Dalla Spagna giungono voci che danno Victor Ruiz vicino al Napoli: “Non c’è nessun accordo. Non ho contatti con l’Espanyol dalla scorsa estate. Ruiz è sicuramente un giocatore che ci piace, ma sono tantissime le squadre che lo seguono. Mi sembra prematuro parlare di mercato sin da adesso”.

Fonte:Tuttonapoli

mercoledì 27 ottobre 2010

Bigon: "La rosa è competitiva, vogliamo restare nelle zone alte"

Riccardo Bigon, direttore sportivo del Napoli, ha rilasciato alcune dichiarazioni a Sky. Ecco quanto evidenziato da Tutto Napoli.net: "Milan? Peccato, un po' di rammarico resta, ma siamo soddisfatti per la prova della squadra.

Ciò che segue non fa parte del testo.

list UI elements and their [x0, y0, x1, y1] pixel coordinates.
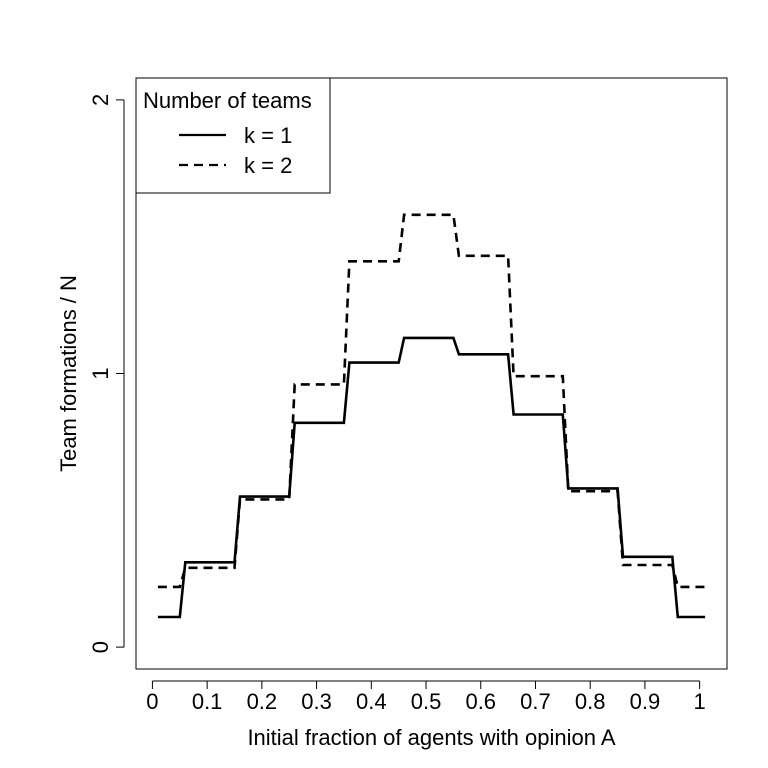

Giocando al giovedì in Europa è difficile poi fare il match successivo. Il nostro obiettivo stagionale? Giocarcela con tutti, restare nella parte più alta possibile della classifica. La rosa è competitiva, restiamo fiduciosi di restare agganciati al treno delle pretendenti alle posizioni europee fino alla fine. Il mercato di gennaio è ancora lontano, ci stiamo muovendo per fare un po' di sondaggi, un po' di scouting. Sarà importante capire in quel periodo come sarà la nostra stagione - riporta Calciomercato.com - come sarà la nostra rosa, se saremo ancora in Europa League. Valuteremo con tranquillità".

'LA REPUBBLICA' - Parla ancora Bigon: ''La Champions? Sognare non costa nulla ed è giusto che i nostri tifosi lo facciano, ma noi non dobbiamo dimenticare che le rivali sono molto attrezzate e forti. Come ha detto il nostro presidente siamo tra il 5° e decimo posto, ma cercheremo comunque di arrivare il più in alto possibile. Lavezzi? 'Nelle sfide come quelle di lunedì lui si esalta più che in altre, il gol è una perla che ogni tanto tira fuori dal repertorio, sta trovando continuità e maturità calcistica, cose fondamentali per fare il salto di qualità definitivo".